Mi abue todavía estaba soltera, cuando terminó su labor en las haciendas de Ocampo. Entonces, se mudó a vivir a Guanajuato. Allí, se hizo amiga de Kai, un japonés de recta disciplina y sabiduría milenaria, que llegó a la ciudad después de explorar los mares del mundo por trescientos días; y de Doña Martina, quien tenía cien años de difunta. Y que -aún con cien años de difunta- seguía bajando de los altozanos a vender nopalitos y xoconostles. Doña Martina le enseñó a mi abue cómo preparar tacos paseados, así como los secretos de fogón en los pueblos mineros. Y ambos personajes sembraron en ella lotos, cerezos, maíces, poemas de arroz, atardeceres y bellas reflexiones.
¿Qué es una despedida, abue? Para algunas es incertidumbre. Para otros es dolor. Para ti fue libertad. Por la mañana, llegué a Victoria, terruño de huapangos. En la mañana subí a la Sierra, volví a mis queridas montañas que llevo guardadas en el alma. Estoy de visita en tu casa, donde naciste y en la que mi querida mamá quiso que yo también llegara al mundo. Igual que tú, entre fogones y cariños. Aquí conociste a mi abuelo. Aquí visionaste tu vida. Y aquí te despediste de nosotros. Abuelita, hoy tomé tu molcajete y preparé salsa de nuez. He platicado mucho de ti en los últimos meses. Aquí estoy, escuchando a las ánimas, escuchándote a ti, y escuchándome a mí… en nuestra casa.
Decía mi abue que antes de partir de esta existencia, uno siempre ve toda su vida como si fuera una película. O a veces, ésta se recuerda en pasajes, como en un libro. Días antes de despedirse de nosotros, ella evocó sus tiempos de juventud, cuando empezó a redactar recetas en este libro que ahora me acompaña.

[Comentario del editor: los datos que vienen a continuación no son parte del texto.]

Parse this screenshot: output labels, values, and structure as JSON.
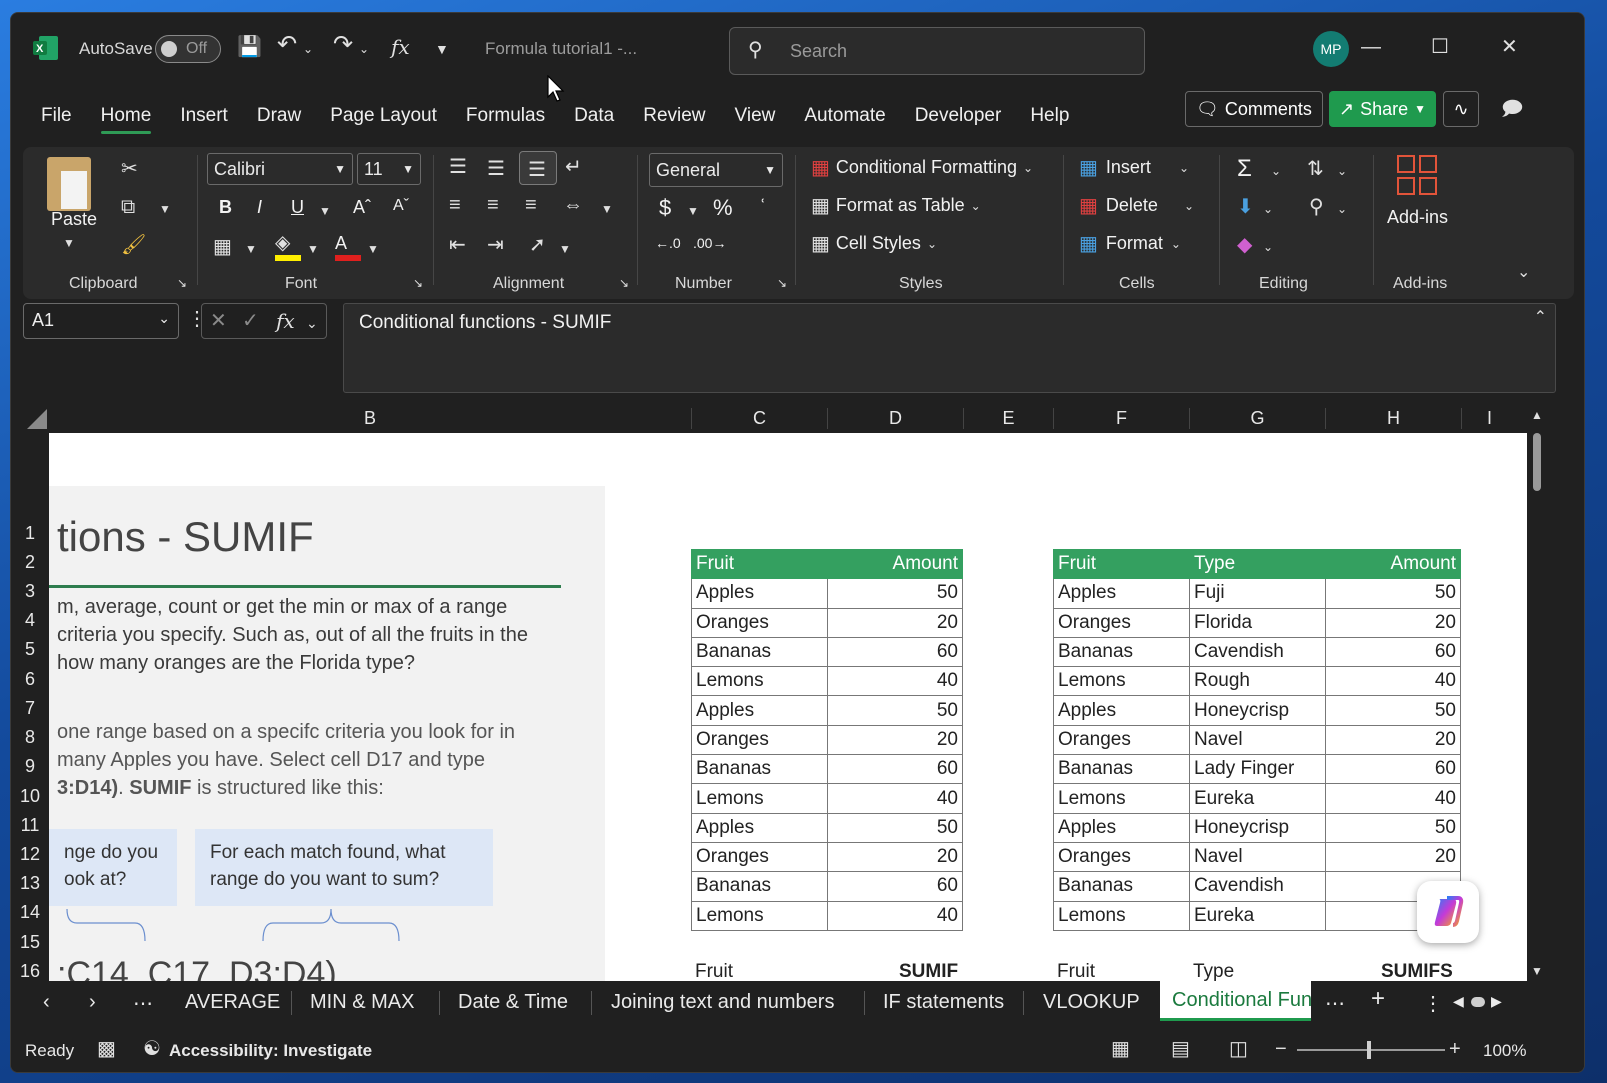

Mi abue rememoró sus primeros viajes, su infancia, los años de estudio y los de trabajo; los momentos buenos y aquellos de conflicto. También todo el trabajo que le costó vivir en la capital; y su labor como maestra normalista. También revivió cómo llegó mi abuelo a su vida y el camino que empezaron juntos. Antes de que se fuera, se manifestaron en la casa los espíritus de cocineras y cocineros que marcaron su camino. Yo creo que uno no elige a la cocina; la cocina y las ánimas, lo eligen a uno.